Move down a coin size if it's a piece of shit– a care that might break down any time now, spoiled food, a rusty weapon, etc.  

Items cost d4 coins.  If size is relevant like with armor or meals, d4+1 if sized for someone big, d3 if sized for someone small.  Double, triple or quadruple the price if there’s a shortage.  

If there's a glut of an item, you might get a small discount on one, but you can get much bigger discounts for buying in bulk.  In other words, if there's a surplus of something it's meant for export to other towns.


Plate armor: low-tech armor is scrap, but custom-made plate armor is extremely fancy and expensive, so that's gold.  If you can't afford that, mass-produced 3/4 plate is silver. 

A modern sniper rifle– modern weapons are silver, but sniper rifles are kinda fancy, so gold.  If you can't afford that, a lower-quality bolt-action hunting rifle could be silver.  

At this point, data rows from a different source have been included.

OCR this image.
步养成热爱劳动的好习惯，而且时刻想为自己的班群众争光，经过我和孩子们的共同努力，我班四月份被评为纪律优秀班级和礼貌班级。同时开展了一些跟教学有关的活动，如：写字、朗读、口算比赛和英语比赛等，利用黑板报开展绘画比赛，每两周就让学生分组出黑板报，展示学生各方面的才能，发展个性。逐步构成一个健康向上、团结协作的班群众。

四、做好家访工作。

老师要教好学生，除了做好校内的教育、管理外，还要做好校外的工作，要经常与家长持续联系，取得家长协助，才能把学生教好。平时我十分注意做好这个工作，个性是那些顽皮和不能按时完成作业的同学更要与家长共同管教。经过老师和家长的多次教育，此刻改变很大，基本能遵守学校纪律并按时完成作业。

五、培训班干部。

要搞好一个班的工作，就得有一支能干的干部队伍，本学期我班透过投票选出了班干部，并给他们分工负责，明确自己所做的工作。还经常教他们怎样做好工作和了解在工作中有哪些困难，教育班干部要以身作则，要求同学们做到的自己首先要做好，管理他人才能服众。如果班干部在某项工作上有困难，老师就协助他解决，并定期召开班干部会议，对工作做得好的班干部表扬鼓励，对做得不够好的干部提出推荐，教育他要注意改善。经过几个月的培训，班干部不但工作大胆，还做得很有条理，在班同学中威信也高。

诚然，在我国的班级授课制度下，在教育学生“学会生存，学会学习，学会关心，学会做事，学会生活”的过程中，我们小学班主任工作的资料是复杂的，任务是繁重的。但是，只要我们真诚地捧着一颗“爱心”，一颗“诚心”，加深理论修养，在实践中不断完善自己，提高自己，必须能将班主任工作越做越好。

A crappy modern-tech motorcycle would cost gold.  A big all-terrain van that can hold the whole party plus hirelings, gear and loot would cost platinum, as would a really good motorcycle.  A really good big ATV would cost tens of platinum!  On the other hand, if you really want a ride for the whole party at cut-rate prices, you can get a sketchy battle van for gold.  Your funeral.

Whatever price you roll, that's the price in that town for the near future.  Yes, the same item might cost 4x as much in the next town over.  If so, there's a reason why prices haven't equalized, like bandits preventing regular trade between the two towns, or the towns just don't get along.  Figure out what the reason is, and turn it into an adventure seed.